Pour les personnages, ils ont cherché des personnages iconiques et réalistes en même temps, qui puissent "exister avec très peu de choses", en donnant des exemples sur des personnages inventés ou qui ont vraiment existé.
La palette colorimétrique était aussi un enjeu majeur : "Au départ, nous voulions travailler sur une palette réduite de cinq ou six couleurs, puis l’envie de réalisme nous l’a fait étendre" a précisé Zaven Najjar.

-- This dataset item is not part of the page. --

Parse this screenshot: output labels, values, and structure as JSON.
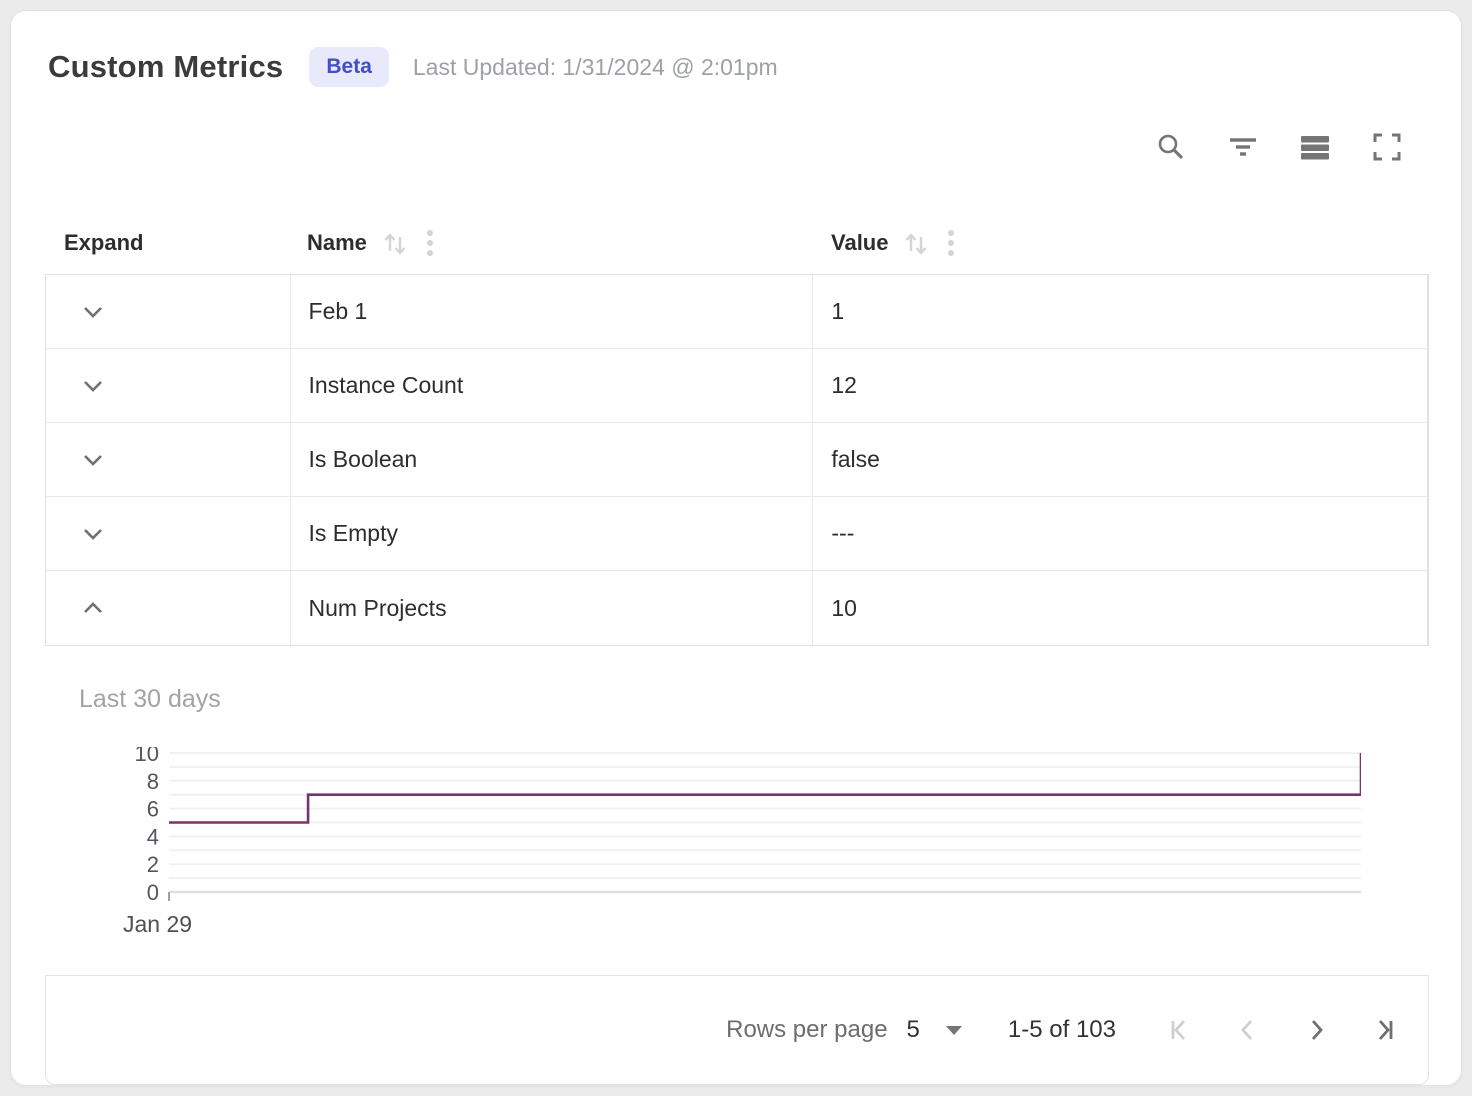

La Sirène aura une durée de 100 minutes, pour 1869 plans, soit un film long en animation. Mais elle a pourtant beaucoup resserré, après une première version de 2h20. Le story board a nécessité un an. La réalisatrice a insisté sur les questions de rythme et de cadres avec des "mouvements de caméra qui devaient être justes et un film très découpé". 

La Sirène est un film en 2D rendu 3D, sans aucun effet numérique, les effets étant réalisés avec After effect. Les équipes ont utilisé beaucoup de logiciels libres, notamment Blender pour l’animation 3D. Huit studios en Europe travaillent à sa fabrication, beaucoup en Allemagne, un peu au Luxembourg et en Belgique. La production qui cherche encore des partenaires, espère finaliser La Sirène pour 2022. Bac Films vend à l’international et le distribuera aussi en France.

Si Sepideh Farsi ne pensait réaliser qu’une seule fois un film en animation, l’expérience lui a toutefois déjà donné l’idée d’un prochain film documentaire en animation.